Rating:  Summary: DRAWING THE HEAD AND HANDS Review: Drawing the Head and Hands can be for any artist a formitable tasks, but Andrew Loomis has taken away some that difficulty by writing and illustrating this book. Every Art School should be required to have this book on it's reference shelf; for shear ease of language and construction of illustrations no comtemporary book on the subject comes close. When they say they don't write'em like that any more; they mean this book. It is currently out-of-print ( a crime to students of illustration everywhere) and difficult to find, but when you do find it and open it's pages to the inspiring black and white drawings and the encouraging and engaging instructions wrapped in old fashioned wit - you will truly see the majesty of Mr. Loomis' talent. And if you study and apply the technics and advice given within the few short pages of this text, you will only find yourself a better artist and illustrator for having done so.
Rating:  Summary: walter foster publishing ruins what they touch Review: I held Andrew Loomis's books in the highest esteem. Then walter foster came along and decided to cut cost by publishing every third page and discarding everything in between. Think this statement is absurd! Compare Andrew Loomis's books BEFORE and AFTER walter foster got his hands on them.
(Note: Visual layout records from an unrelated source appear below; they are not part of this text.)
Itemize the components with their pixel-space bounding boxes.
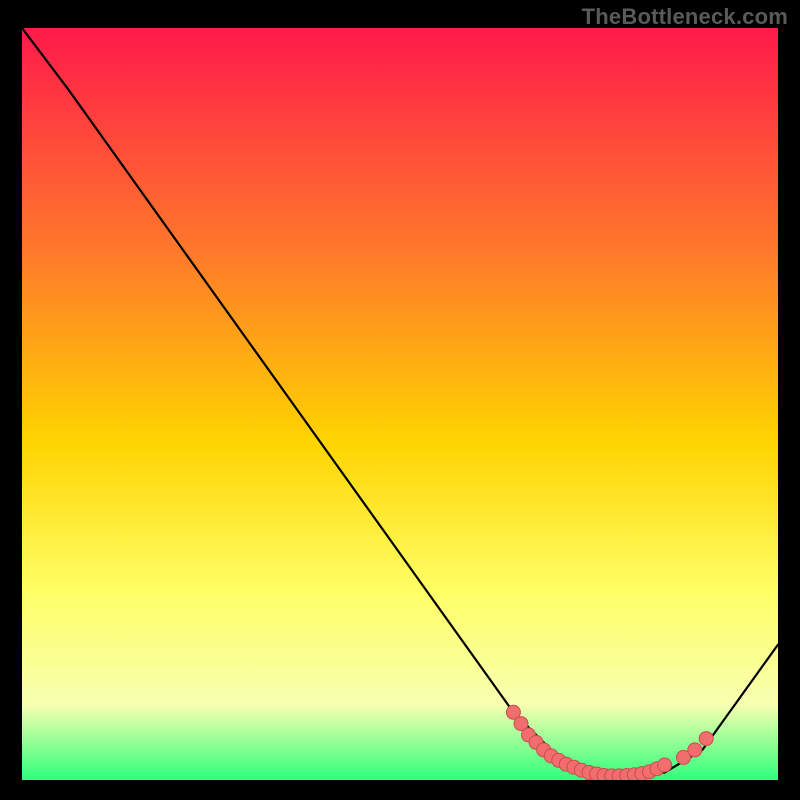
plot-area: [22, 28, 778, 780]
bottleneck-chart: [22, 28, 778, 780]
data-marker: [688, 743, 702, 757]
chart-frame: TheBottleneck.com: [0, 0, 800, 800]
data-marker: [658, 758, 672, 772]
data-marker: [699, 732, 713, 746]
gradient-background: [22, 28, 778, 780]
watermark-text: TheBottleneck.com: [582, 4, 788, 30]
Rating:  Summary: Best book in the world!! Review: I've owned this book for quite some time now,but the only thing is that it's a translated chinese version of it & the translatiton was done very badly.Still with the well drawn images,I was able to learn everything on drawing of the head & hands.It's a great book & everyone should at least flip over the book to see how faces should be drawn well.Sorry for those who wants this book,I'll never sell it away(May be after I've got the english version of it).
Rating:  Summary: bringing the diffucult within reach Review: The human body is the hardest thing to sketch, and of its parts, the head and hands are most intimidating. Loomis found a way to bring these challenges into the realm of the achievable for amateurs, with a text that, while a bit old fashioned in style, feeds the drawing brain. As a bonus, Loomis'own pieces, particularly the finished sketches, are deeply satiafying to view. To be sure, the style is genre-past, but the evocation is sweet, recent, and wholly American. One can see in the sketched heads the tender, yearbook faces of our parents now aged or departed.